Combination waffle cowl
After finishing Mum’s blanket I had around 125g of the James C Brett marble chunky yarn left. This wasn’t enough to do much with. At about the same time I came to the realisation that the reason I find some of my woollen scarves/items itchy around the neck area might be a sensitivity thing. These combined to make me wonder what I could do with 125g (approx. 200 yards) of chunky acrylic yarn in the neck department, and whether this would help me work out about the sensitivity thing. I made use of ravelry’s advanced pattern search and came across quite a few different cowl designs.

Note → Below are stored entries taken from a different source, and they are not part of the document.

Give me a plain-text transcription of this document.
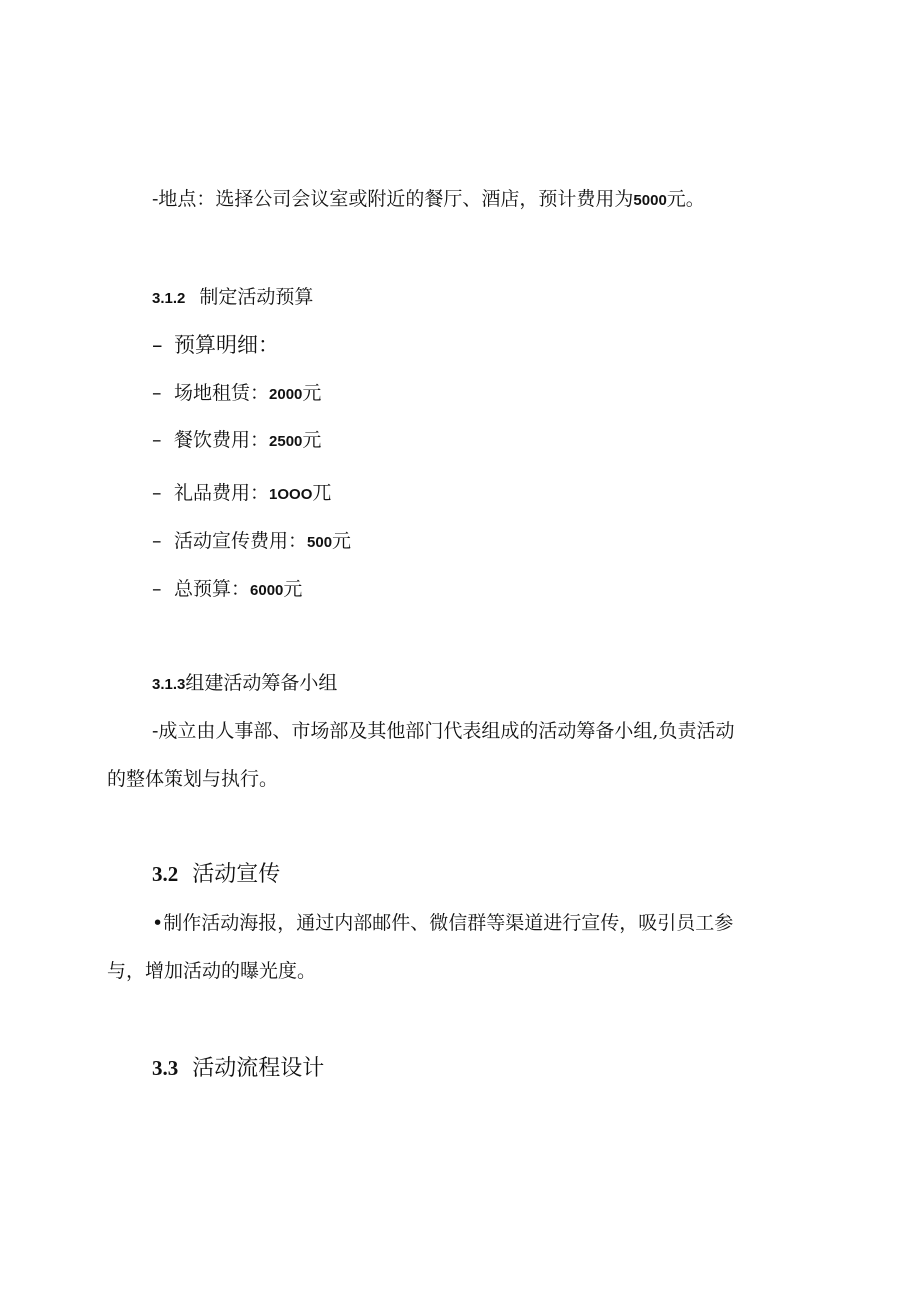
-地点：选择公司会议室或附近的餐厅、酒店，预计费用为5000元。
3.1.2 制定活动预算
– 预算明细：
– 场地租赁：2000元
– 餐饮费用：2500元
– 礼品费用：1OOO兀
– 活动宣传费用：500元
– 总预算：6000元
3.1.3组建活动筹备小组
-成立由人事部、市场部及其他部门代表组成的活动筹备小组,负责活动
的整体策划与执行。
3.2 活动宣传
•制作活动海报，通过内部邮件、微信群等渠道进行宣传，吸引员工参
与，增加活动的曝光度。
3.3 活动流程设计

Originally I was going to do this one but after starting it I didn’t like how it was looking with this yarn and so unravelled it back to the start.

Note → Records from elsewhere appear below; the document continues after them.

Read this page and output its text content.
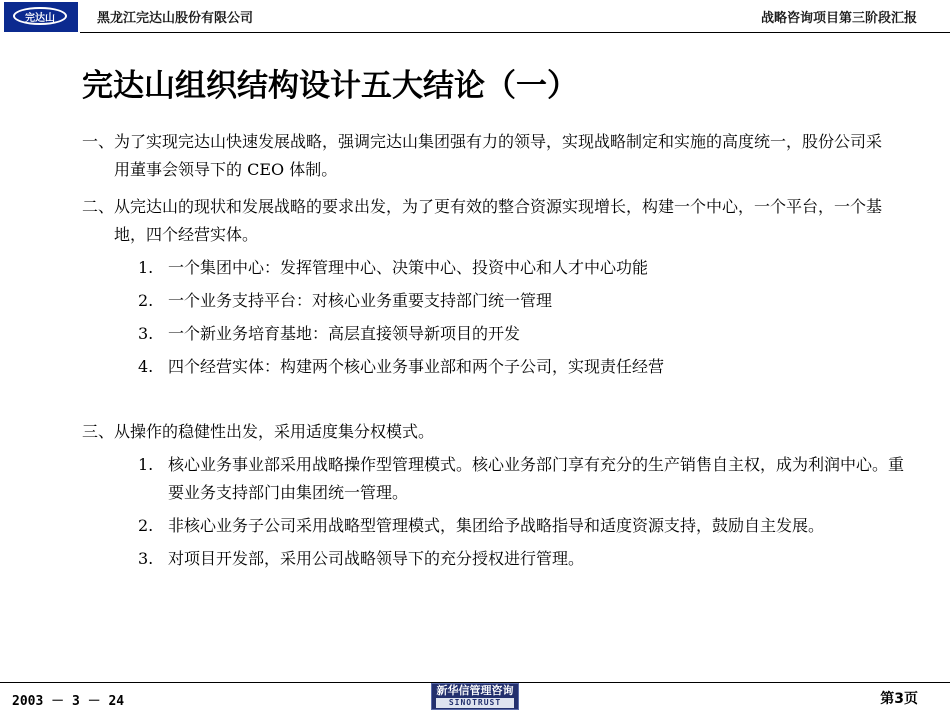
完达山	黑龙江完达山股份有限公司	战略咨询项目第三阶段汇报
完达山组织结构设计五大结论（一）
一、 为了实现完达山快速发展战略，强调完达山集团强有力的领导，实现战略制定和实施的高度统一，股份公司采用董事会领导下的 CEO 体制。
二、 从完达山的现状和发展战略的要求出发，为了更有效的整合资源实现增长，构建一个中心，一个平台，一个基地，四个经营实体。
1. 一个集团中心：发挥管理中心、决策中心、投资中心和人才中心功能
2. 一个业务支持平台：对核心业务重要支持部门统一管理
3. 一个新业务培育基地：高层直接领导新项目的开发
4. 四个经营实体：构建两个核心业务事业部和两个子公司，实现责任经营
三、 从操作的稳健性出发，采用适度集分权模式。
1. 核心业务事业部采用战略操作型管理模式。核心业务部门享有充分的生产销售自主权，成为利润中心。重要业务支持部门由集团统一管理。
2. 非核心业务子公司采用战略型管理模式，集团给予战略指导和适度资源支持，鼓励自主发展。
3. 对项目开发部，采用公司战略领导下的充分授权进行管理。
2003 － 3 － 24
新华信管理咨询
SINOTRUST	第3页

A few weeks ago I’d made a sample square using the waffle stitch (as per this pattern) and thought it looked amazing - really 3 dimensional - but it’s also very one sided. The reverse isn’t anything like as exciting, so I decided that it wasn’t really suitable for a scarf. I then spotted this and combined them both together to make my own waffle cowl. I used the dimensions and the general structure from the wiffely waffley cowl with the stitch instructions from the waffle stitch scarf as I wanted to have nice big squares in my cowl.
I think I used 68 stitches - 3 x 22 + 2 - and did a foundation double crochet round, 10 full waffle rounds (i.e. 2 rounds to make a full square), finishing up with one half waffle round but using half double crochet stitches instead of double crochet to keep the top edge straight, and finished with a row of single crochet to try and even it up with the bottom round. This makes it about 10 inches deep. At the back of the cowl I’d joined every round up with a slip stitch, which did mean that it didn’t have a nice neat square at the back, but had a huge rectangle instead. After finishing the final round of single crochet, I took a needle and my yarn and stitched over the middle double crochet stitch - where the raised bar would have been - and gave it the raised profile of the other parts of the cowl. If I look closely I can spot it, but it passes a casual glance.
The yarn was mostly a pleasure to work with, it was certainly soft, but it did have quite a few knots in the ball which meant a few more stops and starts and more weaving in of ends. The variegation works really nicely, it adds character to it and doesn’t detract from the pattern. It also worked up really quickly - in all this took only 5 or 6 hours to make (and I’m quite slow).
The cowl is really warm and cosy. And I absolutely love the three dimensionalness of it. It stands up on its own too!